Calgary Police Commission presses Chief Roger Chaffin for third-party advocate timeline

Calgary Police Commission chair Brian Thiessen says finding a third-party, independent advocate to assist CPS members experiencing unwanted behaviour is the commission's top priority.

Chair Brian Thiessen says he wants timeline for filling the position in place by March

Chief Roger Chaffin speaks at the Calgary Police Commission meeting Tuesday. (Monty Kruger/CBC)

Members of the Calgary Police Commission pressed Chief Roger Chaffin to commit to a timeline Tuesday to deal with complaints of bullying and harassment in the workplace.

One of the commission's top priorities is finding a third-party, independent advocate to assist CPS members experiencing unwanted behaviour.

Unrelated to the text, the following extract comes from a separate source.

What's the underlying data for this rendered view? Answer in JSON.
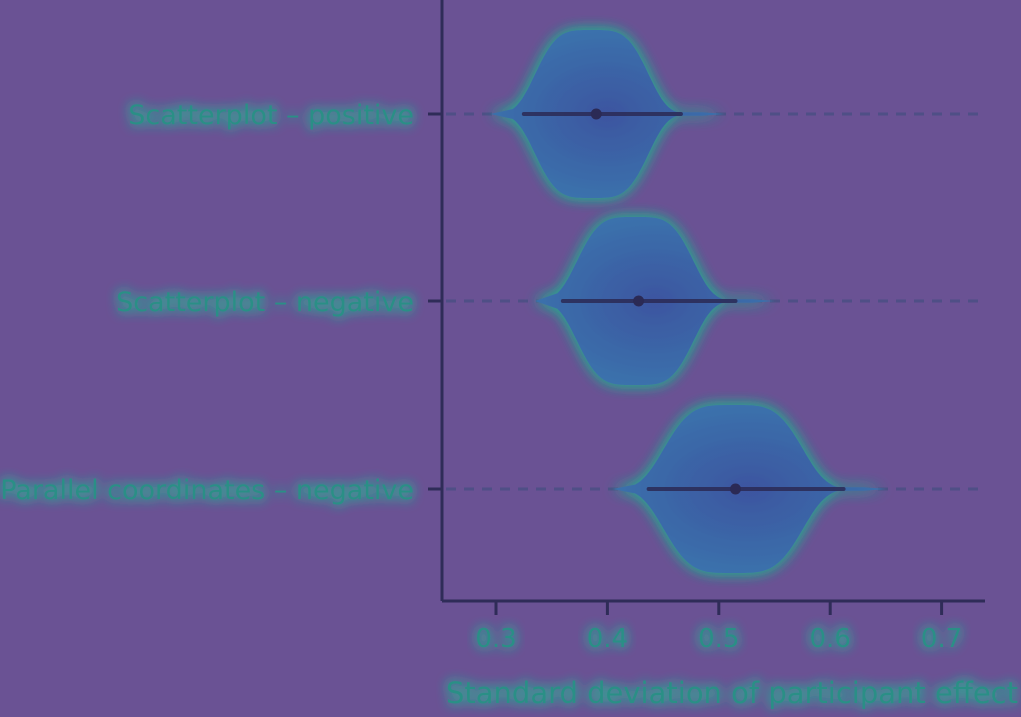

"We want to see movement," said commission chair Brian Thiessen. "You heard that from a number of the commissioners, that we'd like to see a real plan, in March, for when we're going to see an independent person put in that role."

But Chaffin says that timeline likely won't be possible, and in the interim, the city's whistleblower program will be made available to CPS officers and civilian employees who feel they are being treated unfairly.

"Because it has no ties to me, I don't have any investment in it," he said. "It has an audit trail that is independent of me and it's completely anonymous to the caller. They don't have to worry about who they talk to, then we can start the process from there."

Calgary Police Commission chair Brian Thiessen says they would like to see a timeline for finding a third-party advocate in March. (Monty Kruger/CBC)

Meetings need to be held and agreements made with the Calgary Police Association — the union representing CPS members — before the third-party advocate can be brought in, says Chaffin.

"Is this going to be someone who just takes the complaints or actually investigates the complaints? We need to hear that out with them a little bit," he said. "Because they do have a significant duty of representation to their own membership, we want to make sure we're not stepping through that or offending that in some way."

Change takes time, says Chaffin.

"How culture changes in an organization is not measured in days," he said.

"This is going to be weeks and months and in some cases, it will be some years of work. We're still dealing with the clash of a traditional paramilitary organization that's moving into a much more evolved workplace and there are some clashes of values there that take some time to fully move through. But each week that goes by we are achieving significant milestones."

Workplace review done in 2013

In October 2016, a workplace review done in 2013 was made public. The review revealed a culture of bullying, harassment, intimidation and retaliation within the CPS.

In February, 13 CPS members came forward to say they are filing legal complaints. One complainant is Jen Magnus, a 14-year member of the force who tearfully offered her resignation at the police commission meeting in January, saying she had endured continued bullying and sexual harassment, and feared retribution and retaliation for speaking out.

At the time, Chaffin said he could not accept her resignation under those circumstances.

Coun. Diane Colley-Urquhart then stepped down from the commission abruptly days later, after she was rebuked by the board for speaking out publicly about the issues. 

Chaffin says responsibility for the necessary cultural change within CPS ultimately falls to him.

"I didn't take on this role not to be held accountable," he said. "Accountabilities don't start and end at the front line, they flow through me."